Design of limited state feedback controllers for linear multivariable systems
Thesis DisciplineElectrical Engineering
Degree GrantorUniversity of Canterbury
Degree NameDoctor of Philosophy
The control of linear multivariable systems (LMS) where only some of the state variables are directly measurable is considered. The control configurations adopted employ feedback from the measurable state variables, i.e., the system outputs, via multivariable dynamic compensators.
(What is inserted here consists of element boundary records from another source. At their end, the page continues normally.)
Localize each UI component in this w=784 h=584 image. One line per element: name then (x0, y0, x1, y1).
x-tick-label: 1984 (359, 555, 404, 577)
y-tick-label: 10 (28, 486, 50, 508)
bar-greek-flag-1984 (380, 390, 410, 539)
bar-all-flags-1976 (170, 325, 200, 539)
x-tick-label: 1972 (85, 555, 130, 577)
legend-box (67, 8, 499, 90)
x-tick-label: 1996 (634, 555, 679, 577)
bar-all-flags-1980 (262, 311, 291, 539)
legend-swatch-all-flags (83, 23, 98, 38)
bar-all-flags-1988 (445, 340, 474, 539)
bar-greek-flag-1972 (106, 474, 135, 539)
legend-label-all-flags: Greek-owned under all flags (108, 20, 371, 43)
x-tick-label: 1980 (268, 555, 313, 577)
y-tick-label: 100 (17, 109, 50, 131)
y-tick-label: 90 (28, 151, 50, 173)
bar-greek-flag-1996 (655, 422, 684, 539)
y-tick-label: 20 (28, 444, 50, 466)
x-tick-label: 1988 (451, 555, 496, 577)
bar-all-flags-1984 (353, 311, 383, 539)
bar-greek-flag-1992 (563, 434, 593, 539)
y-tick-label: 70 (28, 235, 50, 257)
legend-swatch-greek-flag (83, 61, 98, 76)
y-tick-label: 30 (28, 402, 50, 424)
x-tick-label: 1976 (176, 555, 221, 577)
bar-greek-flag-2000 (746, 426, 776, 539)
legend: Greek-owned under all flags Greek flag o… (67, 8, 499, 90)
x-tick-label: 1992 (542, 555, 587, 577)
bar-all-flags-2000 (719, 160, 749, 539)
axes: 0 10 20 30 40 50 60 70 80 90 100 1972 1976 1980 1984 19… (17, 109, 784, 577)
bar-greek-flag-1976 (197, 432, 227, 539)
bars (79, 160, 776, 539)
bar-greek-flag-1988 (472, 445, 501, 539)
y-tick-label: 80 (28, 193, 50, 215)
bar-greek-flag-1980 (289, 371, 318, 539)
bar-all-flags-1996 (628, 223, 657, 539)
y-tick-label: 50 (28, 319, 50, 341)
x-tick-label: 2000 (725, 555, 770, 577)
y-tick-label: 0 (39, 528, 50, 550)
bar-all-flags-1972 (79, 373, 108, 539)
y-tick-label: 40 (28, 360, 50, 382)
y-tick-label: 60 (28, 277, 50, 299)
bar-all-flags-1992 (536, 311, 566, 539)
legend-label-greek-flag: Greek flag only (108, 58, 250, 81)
The design problem of determining the compensator parameters is approached via the following methods: (1) The minimization of quadratic performance indices in the state and control variables, i.e., the optimal control method. (2) The positioning of the closed-loop system poles, i.e., the pole placement (or modal control) method. (3) The realization of appropriate state feedback laws through the use of observers. The optimal output feedback control of essentially noise-free LMS is first examined. A gradient-type solution algorithm is developed that appears to be more efficient computationally than previous techniques; a modified algorithm for handling open-loop unstable LMS is also described. The treatment is then generalized to include cases where the LMS contains appreciable amounts of process and measurement noise; both stationary and non-stationary stochastic problems are considered. Pole placement via output feedback is next examined as a possible alternative to the optimal control approach. To this end, unrestricted-rank pole placement techniques are developed which enable the closed-loop poles to be positioned either arbitrarily close to specified locations, or within prescribed regions of the complex plane. Unlike previous work, the new techniques enable exact pole placement to be achieved with dynamic compensators having the lowest possible order. Consideration is then given to the more general problems of achieving exact (or approximate) pole placement while minimizing (a) quadratic performance indices in the state and control variables, (b) pole sensitivities to small or large system parameter variations, and (c) steady-state following errors due to measurable and unmeasurable disturbances. Finally, the construction of minimal-order observers is formulated as a static optimization problem for which a gradient-type solution technique is proposed. The suitability of using such observers to realize state feedback laws for achieving optimal control, pole placement or decoupling is also examined.